Every now and again an issue that’s being hotly discussed within an industry jumps the fence and goes mainstream. It happened in financial planning with the Future of Financial Advice (FoFA) reforms, and specifically with the best interest duty. The public reaction to that was: What do you mean – why haven’t financial planners always been required to act in our best interests?

Something of the same thing is happening right now with the standards body that will be established to set and monitor educational, professional and ethical standards for financial planners. What do you mean – why haven’t financial planners always had to be degree-qualified, comply with a code of ethics and undergo rigorous ongoing professional development?

The simple if unpalatable truth is that they haven’t ever been compelled, and it’s still not compulsory. That’s why this news was picked up so enthusiastically and why it jumped the fence.

It’s good news that the mainstream media picked up on the concept of a standards body, because an expectation has now been created in the public mind that this body will actually make a difference to the education and professional standards of financial planners.

But with that expectation comes the risk that if the minister responsible for setting up the standards body, the Minister for Revenue and Financial Services Kelly O’Dwyer, flubs it, a significant opportunity will be lost.

To recap: the standards body will be set up as a Commonwealth company, with nine directors, all of whom will be appointed by the minister.

Sponsored Content

Early drafts of legislation have given varying accounts of who will and won’t be eligible to be appointed. One draft said that some directors must specifically have “experience in representing the interests of consumers”; some must have “experience in the field of ethics”; and some must have “experience in carrying on a financial services business or providing a financial service”. None can be in a managerial or executive role in an association or consumer-representative body; and one draft said that none could be from an entity that provides education services.

Last week O’Dwyer said the board would be comprised of “three people from the industry, from bigger players; three people from smaller players; an ethicist; somebody who is an educational expert; and then someone who will be the chair of the particular body”. No mention of consumer representatives in all of that.

It would still be a good idea to have the consumer’s voice represented in some way. It would also be a good idea to insist on an acceptable minimum period of time required between an executive of an association resigning and being eligible to serve as a director of the standards body.

What the directors bring to the table

But in addition to these requirements, the personal attributes of each director will be critical. Ideally, all directors will possess four core characteristics: knowledge, experience, desire, and independence.

Those are four simple words, but their importance cannot be understated. And the minister must make sure that all directors are empowered and encouraged to act in accordance with those characteristics.

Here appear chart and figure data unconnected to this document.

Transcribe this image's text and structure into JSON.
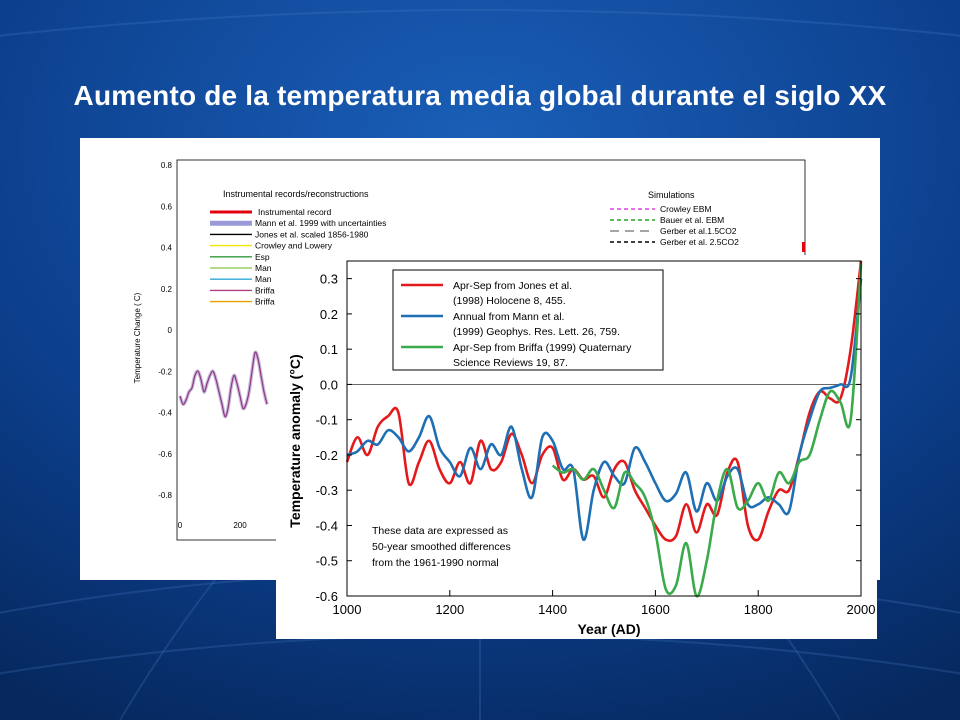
{
  "slide": {
    "title": "Aumento de la temperatura media global durante el siglo XX",
    "colors": {
      "background": "#0a3f8c",
      "title": "#ffffff"
    }
  },
  "chart_data": [
    {
      "type": "line",
      "ylabel": "Temperature Change ( C)",
      "yticks": [
        "0.8",
        "0.6",
        "0.4",
        "0.2",
        "0",
        "-0.2",
        "-0.4",
        "-0.6",
        "-0.8"
      ],
      "xticks_visible": [
        "0",
        "200"
      ],
      "ylim": [
        -0.8,
        0.8
      ],
      "legend_left_title": "Instrumental records/reconstructions",
      "legend_left": [
        {
          "name": "Instrumental record",
          "color": "#e3000f"
        },
        {
          "name": "Mann et al. 1999 with uncertainties",
          "color": "#9a9ad8"
        },
        {
          "name": "Jones et al. scaled 1856-1980",
          "color": "#000000"
        },
        {
          "name": "Crowley and Lowery",
          "color": "#f2e600"
        },
        {
          "name": "Esp",
          "color": "#2f9a3a"
        },
        {
          "name": "Man",
          "color": "#9ad060"
        },
        {
          "name": "Man",
          "color": "#30a8d8"
        },
        {
          "name": "Briffa",
          "color": "#b04080"
        },
        {
          "name": "Briffa",
          "color": "#e8a000"
        }
      ],
      "legend_right_title": "Simulations",
      "legend_right": [
        {
          "name": "Crowley EBM",
          "color": "#e040e0",
          "style": "dashed"
        },
        {
          "name": "Bauer et al. EBM",
          "color": "#2aa02a",
          "style": "dashed"
        },
        {
          "name": "Gerber et al.1.5CO2",
          "color": "#888888",
          "style": "long-dashed"
        },
        {
          "name": "Gerber et al. 2.5CO2",
          "color": "#000000",
          "style": "dashed"
        }
      ],
      "series": [
        {
          "name": "Mann et al. 1999 with uncertainties",
          "color": "#8a3a80",
          "x": [
            0,
            10,
            20,
            30,
            40,
            50,
            60,
            70,
            80,
            90,
            100,
            110,
            120,
            130,
            140,
            150,
            160,
            170,
            180,
            190,
            200,
            210,
            220,
            230,
            240,
            250,
            260,
            270,
            280,
            290
          ],
          "y": [
            -0.32,
            -0.36,
            -0.34,
            -0.3,
            -0.28,
            -0.22,
            -0.2,
            -0.24,
            -0.3,
            -0.26,
            -0.22,
            -0.2,
            -0.24,
            -0.3,
            -0.36,
            -0.42,
            -0.38,
            -0.28,
            -0.22,
            -0.26,
            -0.32,
            -0.38,
            -0.36,
            -0.3,
            -0.2,
            -0.11,
            -0.14,
            -0.22,
            -0.3,
            -0.36
          ]
        }
      ]
    },
    {
      "type": "line",
      "xlabel": "Year (AD)",
      "ylabel": "Temperature anomaly (°C)",
      "xlim": [
        1000,
        2000
      ],
      "ylim": [
        -0.6,
        0.35
      ],
      "xticks": [
        "1000",
        "1200",
        "1400",
        "1600",
        "1800",
        "2000"
      ],
      "yticks": [
        "0.3",
        "0.2",
        "0.1",
        "0.0",
        "-0.1",
        "-0.2",
        "-0.3",
        "-0.4",
        "-0.5",
        "-0.6"
      ],
      "legend": [
        {
          "line1": "Apr-Sep from Jones et al.",
          "line2": "(1998) Holocene 8, 455.",
          "color": "#e31a1c"
        },
        {
          "line1": "Annual from Mann et al.",
          "line2": "(1999) Geophys. Res. Lett. 26, 759.",
          "color": "#1f6fb4"
        },
        {
          "line1": "Apr-Sep from Briffa (1999) Quaternary",
          "line2": "Science Reviews 19, 87.",
          "color": "#3aaa4a"
        }
      ],
      "annotation": [
        "These data are expressed as",
        "50-year smoothed differences",
        "from the 1961-1990 normal"
      ],
      "series": [
        {
          "name": "Apr-Sep from Jones et al.",
          "color": "#e31a1c",
          "x": [
            1000,
            1020,
            1040,
            1060,
            1080,
            1100,
            1120,
            1140,
            1160,
            1180,
            1200,
            1220,
            1240,
            1260,
            1280,
            1300,
            1320,
            1340,
            1360,
            1380,
            1400,
            1420,
            1440,
            1460,
            1480,
            1500,
            1520,
            1540,
            1560,
            1580,
            1600,
            1620,
            1640,
            1660,
            1680,
            1700,
            1720,
            1740,
            1760,
            1780,
            1800,
            1820,
            1840,
            1860,
            1880,
            1900,
            1920,
            1940,
            1960,
            1980,
            2000
          ],
          "y": [
            -0.22,
            -0.15,
            -0.2,
            -0.12,
            -0.09,
            -0.08,
            -0.28,
            -0.22,
            -0.16,
            -0.24,
            -0.28,
            -0.22,
            -0.28,
            -0.16,
            -0.24,
            -0.22,
            -0.14,
            -0.2,
            -0.28,
            -0.2,
            -0.18,
            -0.27,
            -0.24,
            -0.27,
            -0.26,
            -0.32,
            -0.24,
            -0.22,
            -0.3,
            -0.35,
            -0.4,
            -0.44,
            -0.43,
            -0.34,
            -0.42,
            -0.34,
            -0.37,
            -0.25,
            -0.22,
            -0.4,
            -0.44,
            -0.36,
            -0.3,
            -0.3,
            -0.2,
            -0.08,
            -0.02,
            -0.04,
            -0.04,
            0.1,
            0.35
          ]
        },
        {
          "name": "Annual from Mann et al.",
          "color": "#1f6fb4",
          "x": [
            1000,
            1020,
            1040,
            1060,
            1080,
            1100,
            1120,
            1140,
            1160,
            1180,
            1200,
            1220,
            1240,
            1260,
            1280,
            1300,
            1320,
            1340,
            1360,
            1380,
            1400,
            1420,
            1440,
            1460,
            1480,
            1500,
            1520,
            1540,
            1560,
            1580,
            1600,
            1620,
            1640,
            1660,
            1680,
            1700,
            1720,
            1740,
            1760,
            1780,
            1800,
            1820,
            1840,
            1860,
            1880,
            1900,
            1920,
            1940,
            1960,
            1980,
            2000
          ],
          "y": [
            -0.2,
            -0.19,
            -0.16,
            -0.17,
            -0.13,
            -0.15,
            -0.19,
            -0.15,
            -0.09,
            -0.18,
            -0.22,
            -0.26,
            -0.18,
            -0.24,
            -0.17,
            -0.2,
            -0.12,
            -0.24,
            -0.32,
            -0.15,
            -0.16,
            -0.24,
            -0.24,
            -0.44,
            -0.3,
            -0.22,
            -0.26,
            -0.28,
            -0.18,
            -0.22,
            -0.28,
            -0.33,
            -0.31,
            -0.25,
            -0.36,
            -0.28,
            -0.33,
            -0.26,
            -0.24,
            -0.34,
            -0.34,
            -0.32,
            -0.34,
            -0.36,
            -0.2,
            -0.1,
            -0.02,
            -0.01,
            0.0,
            0.02,
            0.3
          ]
        },
        {
          "name": "Apr-Sep from Briffa (1999) Quaternary",
          "color": "#3aaa4a",
          "x": [
            1400,
            1420,
            1440,
            1460,
            1480,
            1500,
            1520,
            1540,
            1560,
            1580,
            1600,
            1620,
            1640,
            1660,
            1680,
            1700,
            1720,
            1740,
            1760,
            1780,
            1800,
            1820,
            1840,
            1860,
            1880,
            1900,
            1920,
            1940,
            1960,
            1980,
            2000
          ],
          "y": [
            -0.23,
            -0.25,
            -0.24,
            -0.27,
            -0.24,
            -0.3,
            -0.35,
            -0.25,
            -0.28,
            -0.32,
            -0.42,
            -0.58,
            -0.57,
            -0.45,
            -0.6,
            -0.5,
            -0.33,
            -0.24,
            -0.35,
            -0.33,
            -0.28,
            -0.33,
            -0.25,
            -0.28,
            -0.22,
            -0.2,
            -0.1,
            -0.02,
            -0.05,
            -0.1,
            0.34
          ]
        }
      ]
    }
  ]
}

While in the initial stages the standards body will be funded by the banks, it was reassuring to hear O’Dwyer say that it is “very important that it be an independent standards body, independent of the industry”.

Each director of the standards body will bring a specific set of skills and experience to the role, but as a fundamental requirement they must possess a deep enough knowledge of financial planning to ensure they at least know what they’re talking about. They must operate from an understanding of what financial planning is, and the role it plays not only in the lives of individuals but in a broader economic and government policy context.

They must have the experience to understand the issues that are actually important, to avoid being subject to the influence of vested interests or deflected by issues that really are just sideshows or distractions.

They must have a genuine desire to make a meaningful difference to financial planning standards, and not be happy just to serve time and collect directors’ fees. Rubber-stamping existing codes of ethics or education requirements, for example, is not necessarily enough. To actually make a difference, the standards body must, by definition, go further than standards that currently exist.

Independent in thoughts and actions

And each director absolutely must be independent of any entity that has a commercial, financial or other vested interest in the board’s decisions and determinations.

A board that serves or is seen to serve the interests of big financial institutions is clearly not acceptable. These institutions are, after all, a very large part of the reason the need for higher standards has become so pressing in the first place. As it is, the body will initially be funded by big institutions – it is to be hoped that more detail emerges quickly on long-term funding arrangements – and that’s enough (and probably more than) already.

However, a board that bows to demands of industry associations is likewise useless.

Serving on the board of this body should be a challenging task. It should take talent and foresight, and the courage to act in ways they may be unpopular with the financial planning community.

But its actions must come from a desire to make financial planning better suited to serve the public interest, and the interests of consumers.

These requirements, along with restrictions already set out in the professional standards draft legislation, narrow down the pool of acceptable candidates, and make the minister’s job of appointing nine appropriate directors not only more difficult, but immeasurably more important.